Hint use the substitution x =sin t
I used it and end with

cos t y'' + sin t y' - (sin t)/(cos t) y' + 4y = 2 sin t (cos t)

how to solve this i just want the name of the method
If looks like you just made an error in your dervaitves. You are really close!
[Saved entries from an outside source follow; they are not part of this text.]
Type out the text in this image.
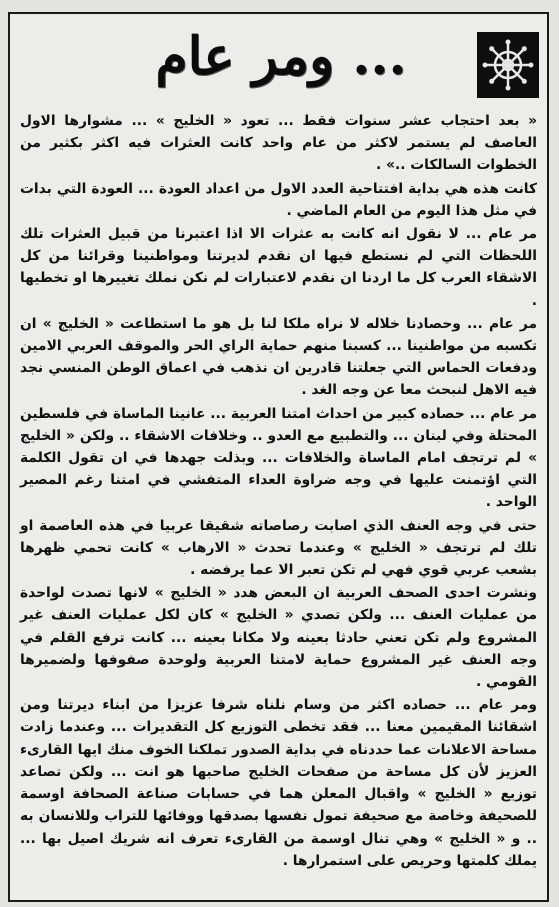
... ومر عام

« بعد احتجاب عشر سنوات فقط ... تعود « الخليج » ... مشوارها الاول العاصف لم يستمر لاكثر من عام واحد كانت العثرات فيه اكثر بكثير من الخطوات السالكات ..» .

كانت هذه هي بداية افتتاحية العدد الاول من اعداد العودة ... العودة التي بدات في مثل هذا اليوم من العام الماضي .

مر عام ... لا نقول انه كانت به عثرات الا اذا اعتبرنا من قبيل العثرات تلك اللحظات التي لم نستطع فيها ان نقدم لديرتنا ومواطنينا وقرائنا من كل الاشقاء العرب كل ما اردنا ان نقدم لاعتبارات لم نكن نملك تغييرها او تخطيها .

مر عام ... وحصادنا خلاله لا نراه ملكا لنا بل هو ما استطاعت « الخليج » ان تكسبه من مواطنينا ... كسبنا منهم حماية الراي الحر والموقف العربي الامين ودفعات الحماس التي جعلتنا قادرين ان نذهب في اعماق الوطن المنسي نجد فيه الاهل لنبحث معا عن وجه الغد .

مر عام ... حصاده كبير من احداث امتنا العربية ... عانينا الماساة في فلسطين المحتلة وفي لبنان ... والتطبيع مع العدو .. وخلافات الاشقاء .. ولكن « الخليج » لم ترتجف امام الماساة والخلافات ... وبذلت جهدها في ان تقول الكلمة التي اؤتمنت عليها في وجه ضراوة العداء المتفشي في امتنا رغم المصير الواحد .

حتى في وجه العنف الذي اصابت رصاصاته شقيقا عربيا في هذه العاصمة او تلك لم ترتجف « الخليج » وعندما تحدث « الارهاب » كانت تحمي ظهرها بشعب عربي قوي فهي لم تكن تعبر الا عما يرفضه .

ونشرت احدى الصحف العربية ان البعض هدد « الخليج » لانها تصدت لواحدة من عمليات العنف ... ولكن تصدي « الخليج » كان لكل عمليات العنف غير المشروع ولم تكن تعني حادثا بعينه ولا مكانا بعينه ... كانت ترفع القلم في وجه العنف غير المشروع حماية لامتنا العربية ولوحدة صفوفها ولضميرها القومي .

ومر عام ... حصاده اكثر من وسام نلناه شرفا عزيزا من ابناء ديرتنا ومن اشقائنا المقيمين معنا ... فقد تخطى التوزيع كل التقديرات ... وعندما زادت مساحة الاعلانات عما حددناه في بداية الصدور تملكنا الخوف منك ايها القارىء العزيز لأن كل مساحة من صفحات الخليج صاحبها هو انت ... ولكن تصاعد توزيع « الخليج » واقبال المعلن هما في حسابات صناعة الصحافة اوسمة للصحيفة وخاصة مع صحيفة تمول نفسها بصدقها ووفائها للتراب وللانسان به .. و « الخليج » وهي تنال اوسمة من القارىء تعرف انه شريك اصيل بها ... يملك كلمتها وحريص على استمرارها .
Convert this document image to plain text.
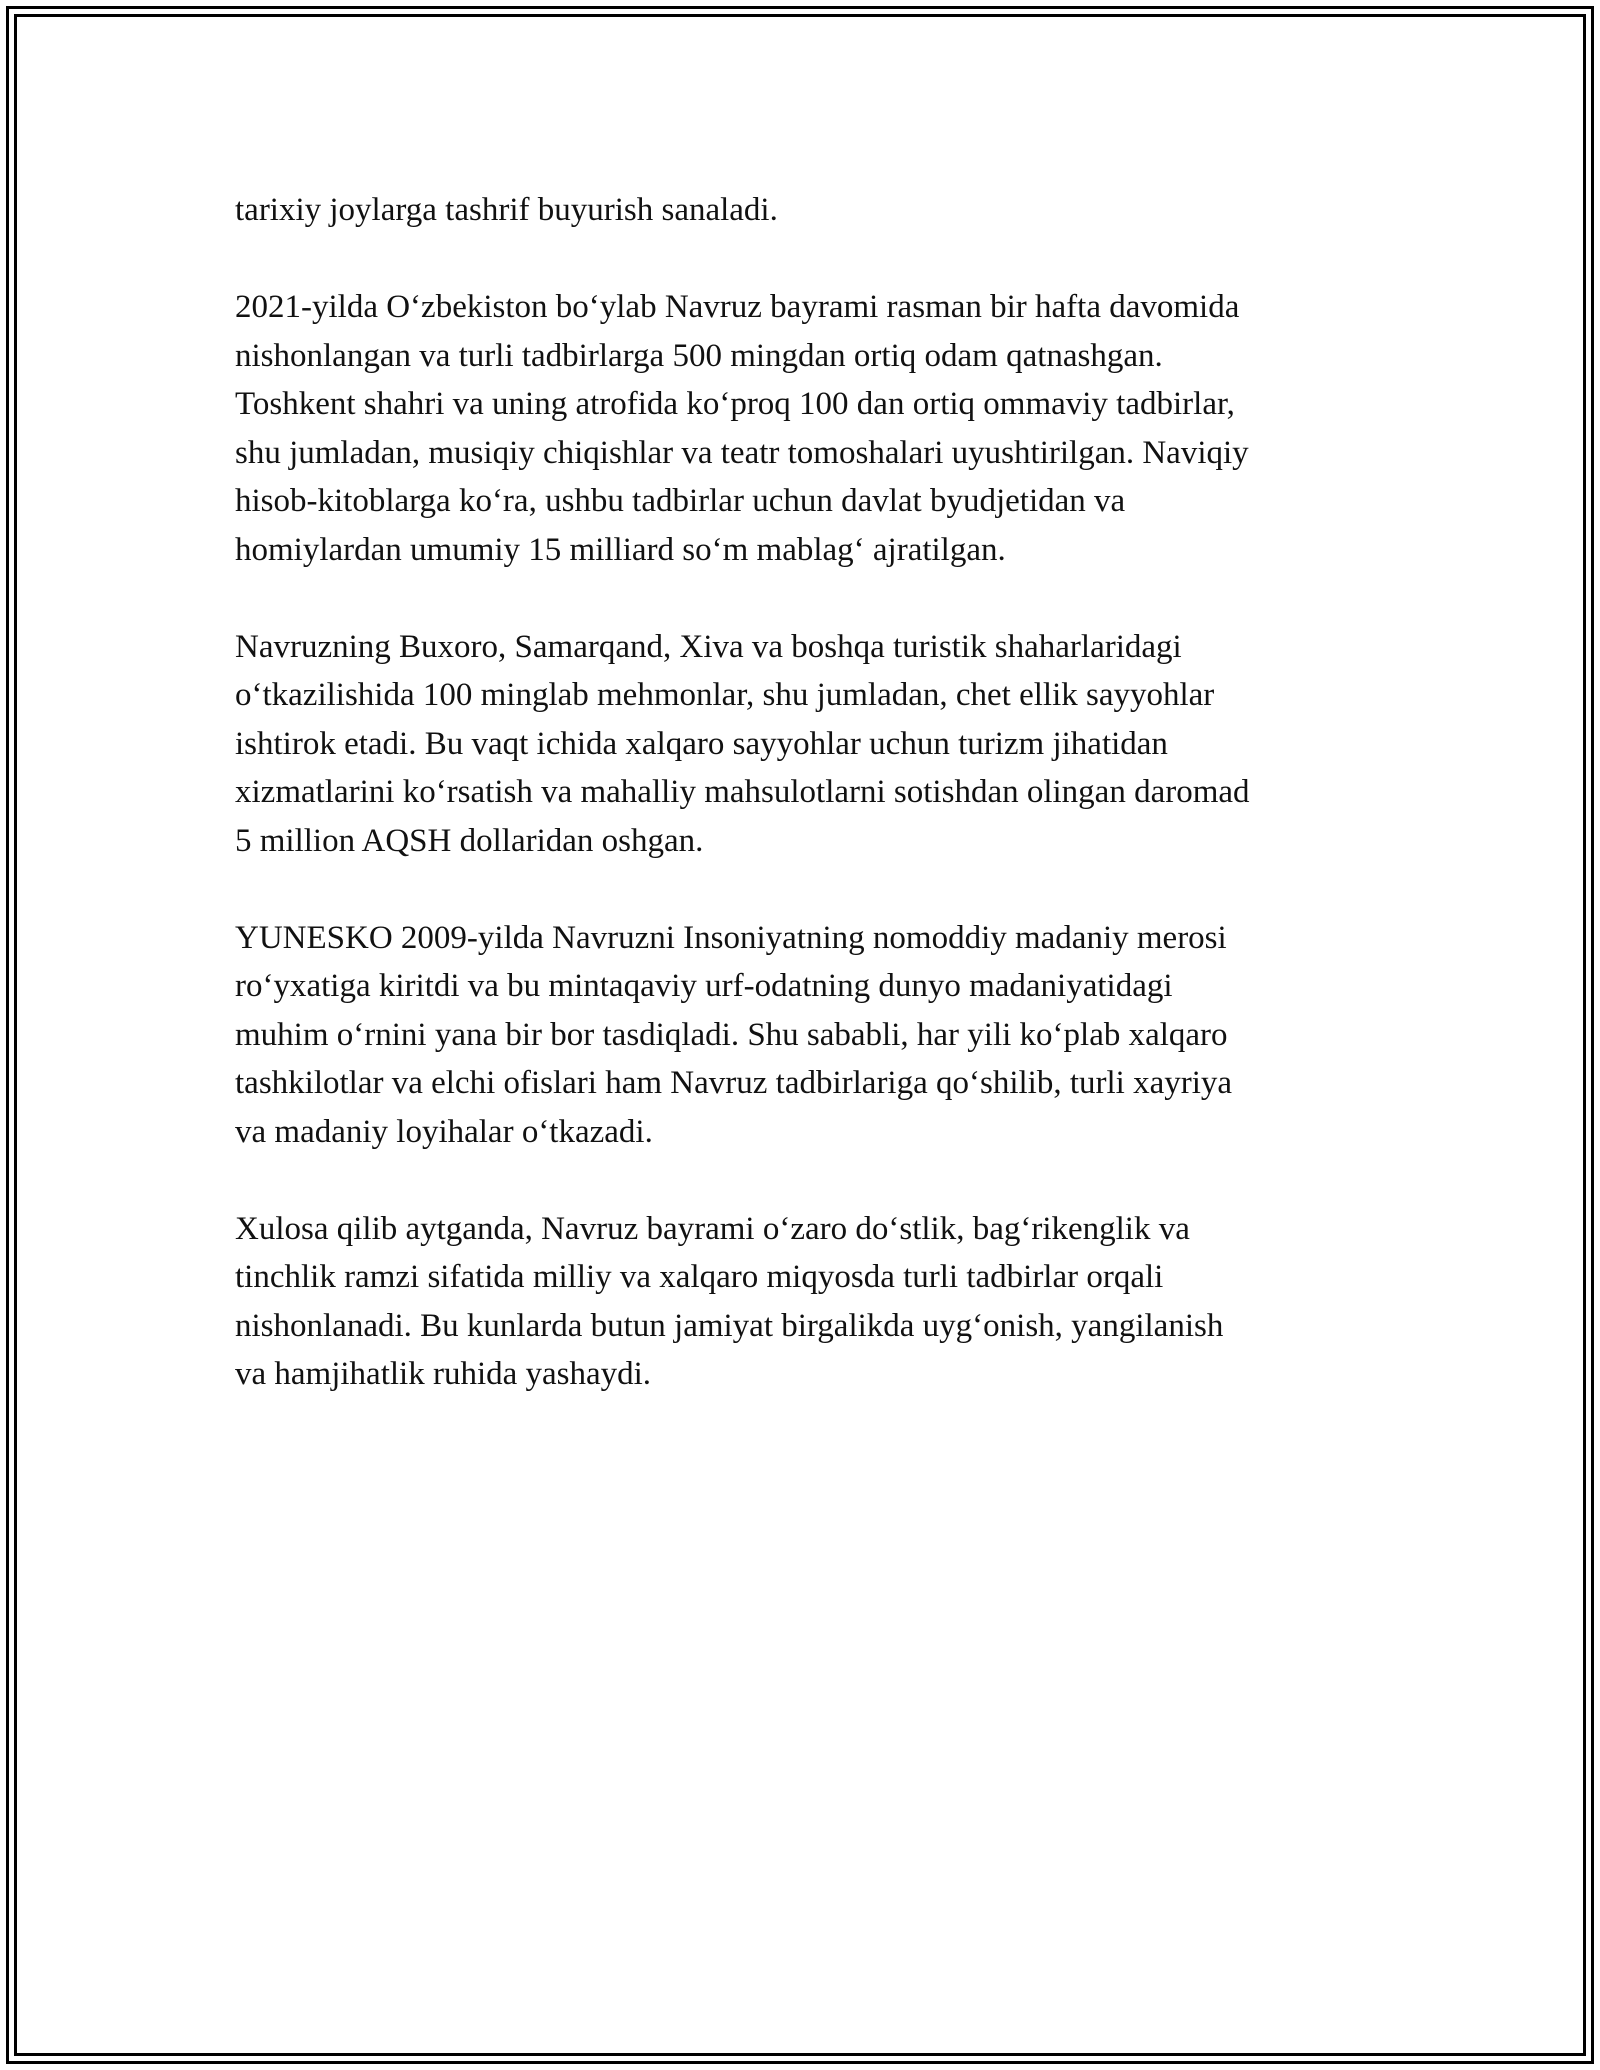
tarixiy joylarga tashrif buyurish sanaladi.
2021-yilda O‘zbekiston bo‘ylab Navruz bayrami rasman bir hafta davomida
nishonlangan va turli tadbirlarga 500 mingdan ortiq odam qatnashgan.
Toshkent shahri va uning atrofida ko‘proq 100 dan ortiq ommaviy tadbirlar,
shu jumladan, musiqiy chiqishlar va teatr tomoshalari uyushtirilgan. Naviqiy
hisob-kitoblarga ko‘ra, ushbu tadbirlar uchun davlat byudjetidan va
homiylardan umumiy 15 milliard so‘m mablag‘ ajratilgan.
Navruzning Buxoro, Samarqand, Xiva va boshqa turistik shaharlaridagi
o‘tkazilishida 100 minglab mehmonlar, shu jumladan, chet ellik sayyohlar
ishtirok etadi. Bu vaqt ichida xalqaro sayyohlar uchun turizm jihatidan
xizmatlarini ko‘rsatish va mahalliy mahsulotlarni sotishdan olingan daromad
5 million AQSH dollaridan oshgan.
YUNESKO 2009-yilda Navruzni Insoniyatning nomoddiy madaniy merosi
ro‘yxatiga kiritdi va bu mintaqaviy urf-odatning dunyo madaniyatidagi
muhim o‘rnini yana bir bor tasdiqladi. Shu sababli, har yili ko‘plab xalqaro
tashkilotlar va elchi ofislari ham Navruz tadbirlariga qo‘shilib, turli xayriya
va madaniy loyihalar o‘tkazadi.
Xulosa qilib aytganda, Navruz bayrami o‘zaro do‘stlik, bag‘rikenglik va
tinchlik ramzi sifatida milliy va xalqaro miqyosda turli tadbirlar orqali
nishonlanadi. Bu kunlarda butun jamiyat birgalikda uyg‘onish, yangilanish
va hamjihatlik ruhida yashaydi.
Suppose that y is a function of t

$y(t)$ and $x=\sin(t)$

Then by the chain rule we have

$\frac{dy}{dt}=\frac{dy}{dx}\frac{dx}{dt}$

We can take the derivative again using the product and chain rule to get

$\frac{d^2y}{dx^2} =\left( \frac{dx}{dt}\right)^2\frac{d^2y}{dx^2}+\frac{dy}{ dx}\frac{d^2x}{dt^2}$

If you work the above derivatives you will get the first two terms of your ODE.

Best wishes.

TES

4. ## Re: Second linear differential euqation with variable coefficient how to solve

Originally Posted by TheEmptySet
If looks like you just made an error in your dervaitves. You are really close!
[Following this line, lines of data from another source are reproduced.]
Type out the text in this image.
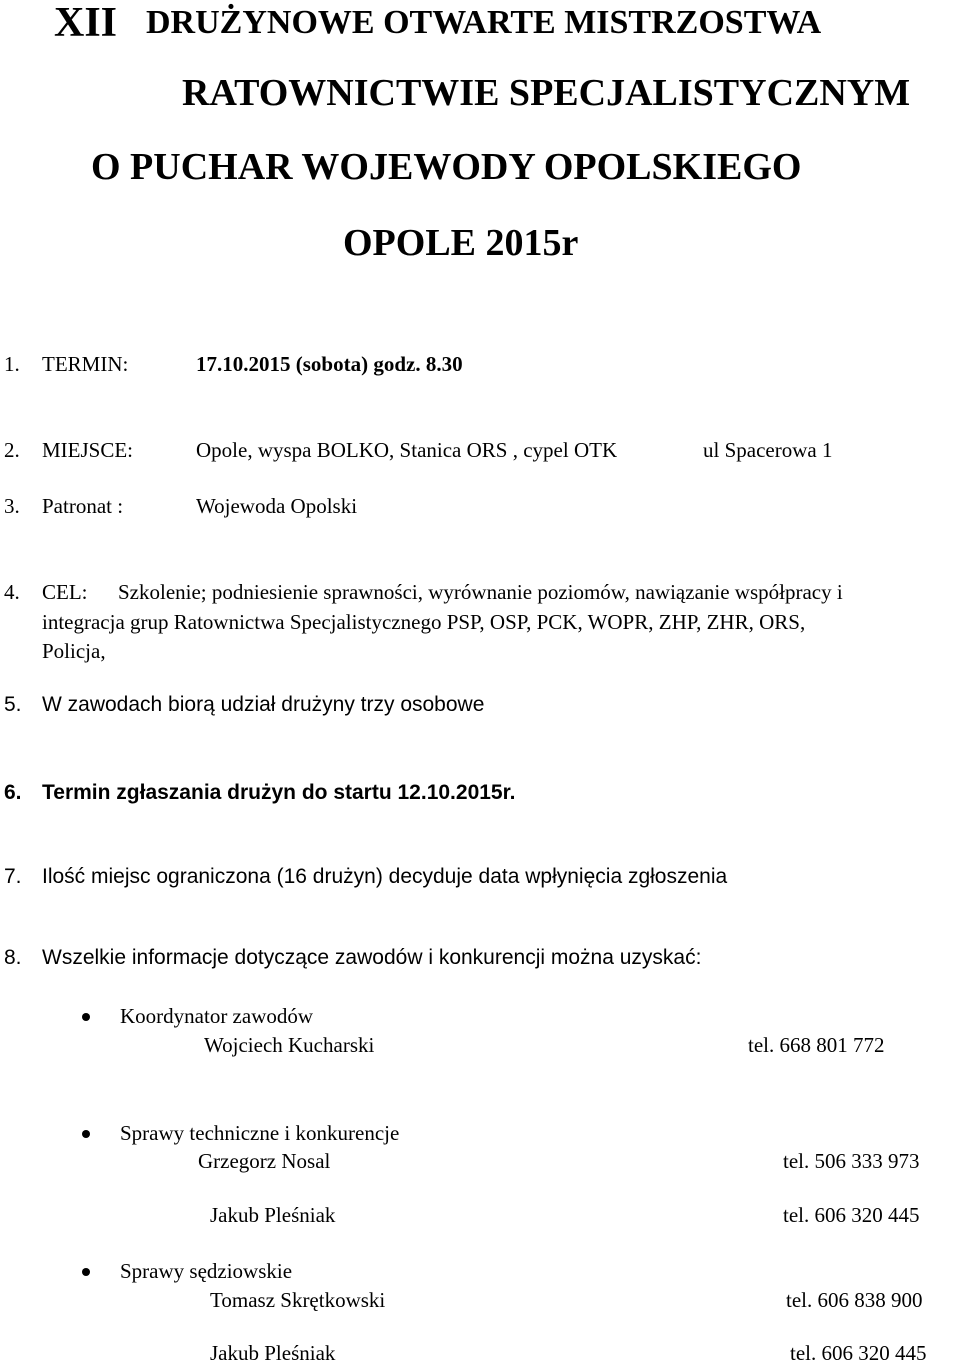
XII DRUŻYNOWE OTWARTE MISTRZOSTWA
RATOWNICTWIE SPECJALISTYCZNYM
O PUCHAR WOJEWODY OPOLSKIEGO
OPOLE 2015r
1. TERMIN:	17.10.2015 (sobota) godz. 8.30
2. MIEJSCE:	Opole, wyspa BOLKO, Stanica ORS , cypel OTK	ul Spacerowa 1
3. Patronat :	Wojewoda Opolski
4. CEL: Szkolenie; podniesienie sprawności, wyrównanie poziomów, nawiązanie współpracy i
integracja grup Ratownictwa Specjalistycznego PSP, OSP, PCK, WOPR, ZHP, ZHR, ORS,
Policja,
5. W zawodach biorą udział drużyny trzy osobowe
6. Termin zgłaszania drużyn do startu 12.10.2015r.
7. Ilość miejsc ograniczona (16 drużyn) decyduje data wpłynięcia zgłoszenia
8. Wszelkie informacje dotyczące zawodów i konkurencji można uzyskać:
Koordynator zawodów
Wojciech Kucharski	tel. 668 801 772
Sprawy techniczne i konkurencje
Grzegorz Nosal	tel. 506 333 973
Jakub Pleśniak	tel. 606 320 445
Sprawy sędziowskie
Tomasz Skrętkowski	tel. 606 838 900
Jakub Pleśniak	tel. 606 320 445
Suppose that y is a function of t

$y(t)$ and $x=\sin(t)$

Then by the chain rule we have

$\frac{dy}{dt}=\frac{dy}{dx}\frac{dx}{dt}$

We can take the derivative again using the product and chain rule to get

$\frac{d^2y}{dx^2} =\left( \frac{dx}{dt}\right)^2\frac{d^2y}{dx^2}+\frac{dy}{ dx}\frac{d^2x}{dt^2}$

If you work the above derivatives you will get the first two terms of your ODE.

Best wishes.

TES
My question is
$(1-x^2)\frac{d^2y}{dx^2} - x\frac{dy}{dx} + 4y = 2x \sqrt{1-x^2}$

The sub is
$x = \sin t \Rightarrow \dfrac{dx}{dt} = \cos t \Rightarrow \dfrac{d^2x}{dt^2} = -\sin t$

$\dfrac{dy}{dt} = \dfrac{dy}{dx} \dfrac{dx}{dt}$

I made a mistake in follwing, i write it like below but when i differentiate with respect to t,
$\dfrac{dy}{dx} = \dfrac{\dfrac{dy}{dt}}{\dfrac{dx}{dt}}$
the left hand side I write it like this
$\dfrac{d^2y}{dx^2}$ which should be like this $\dfrac{d^2y}{dx^2} \dfrac{dy}{dt}$

Thanks very much both

5. ## Re: Second linear differential euqation with variable coefficient how to solve

Originally Posted by Amer
$\dfrac{d^2y}{dx^2}$ which should be like this $\dfrac{d^2y}{dx^2} \dfrac{dy}{dt}$
No, that is your mistake.
In order to obtain d²y/dx² you have to write :
d²y/dx² = dz/dx = (dz/dt)/(dx/dt) where z = dy/dx
Frist, express dy/dx as an expression which contains only (dy/dt) and t , without any x in it.